CAPTCHAs, those pesky challenge-response tests that many web sites use to determine whether you are human or a spambot, are an annoyance to many users. According to a report in Science (subscription required), users now solve about 100 million CAPTCHAs a day. ReCAPTCHA, a project based at Carnegie Mellon University, has found an ingenious way to harness all this work and, according to the findings published in Science this week, CAPTCHAs could be used to transcribe printed texts at the rate of 160 books a day.

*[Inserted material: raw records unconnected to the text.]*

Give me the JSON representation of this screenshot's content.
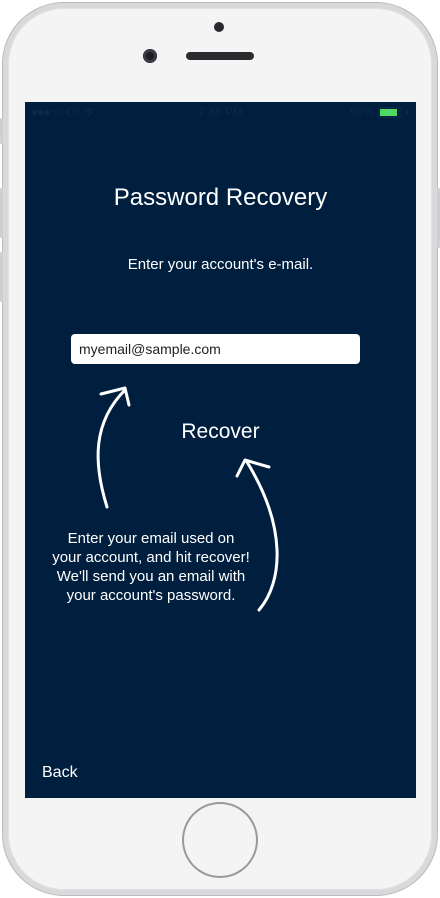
{
  "status_bar": {
    "signal": "●●●○○",
    "carrier": "O!",
    "wifi_icon": "wifi-icon",
    "time": "7:48 PM",
    "battery_pct": "96%",
    "battery_level": 0.96,
    "battery_color": "#4cd964"
  },
  "screen": {
    "title": "Password Recovery",
    "subtitle": "Enter your account's e-mail.",
    "email_value": "myemail@sample.com",
    "recover_label": "Recover",
    "annotation": "Enter your email used on your account, and hit recover! We'll send you an email with your account's password.",
    "back_label": "Back",
    "background": "#001f3f"
  }
}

The current implementation of reCAPTCHA is being used by over 40,000 web sites. The basic idea behind reCAPTCHA is that optical character recognition (OCR), even though it is constantly improving, is still unable to cope with texts where the print has faded or a page is slightly damaged. While humans can transcribe a text with about 99% accuracy, OCR software often doesn’t get beyond 80% when dealing with a slightly damaged text.
reCAPTCHA combines traditional OCR with an approach similar to Amazon’s Mechanical Turk. Every text is analyzed by two different OCR programs and whenever those two program disagree on a word, it is marked as ‘suspicious.’ Those suspicious words are then fed into reCAPTCHA, which creates a CAPTCHA with both the suspicious word and a known control word. Once a certain number of users have solved the suspicious word with the same result, it becomes a control word itself.
Overall, reCAPTCHA achieves an accuracy of 99.1%, which is on par with the accuracy achieved by having two humans type the text and then verify the results.
While it is mostly a proof of concept right now, reCAPTCHA’s developers calculate that the system can be used to transcribe the equivalent of 160 books a day.
The most fascinating aspect of this idea is that it turns mental energy, which would otherwise be wasted, into something useful. Other projects like fold.it, which turns protein folding into a game, or Google’s Image Labeler take a similar approach, but the user has to actively decide to play a game. reCAPTCHA, on the other hand, turns a chore into a useful project.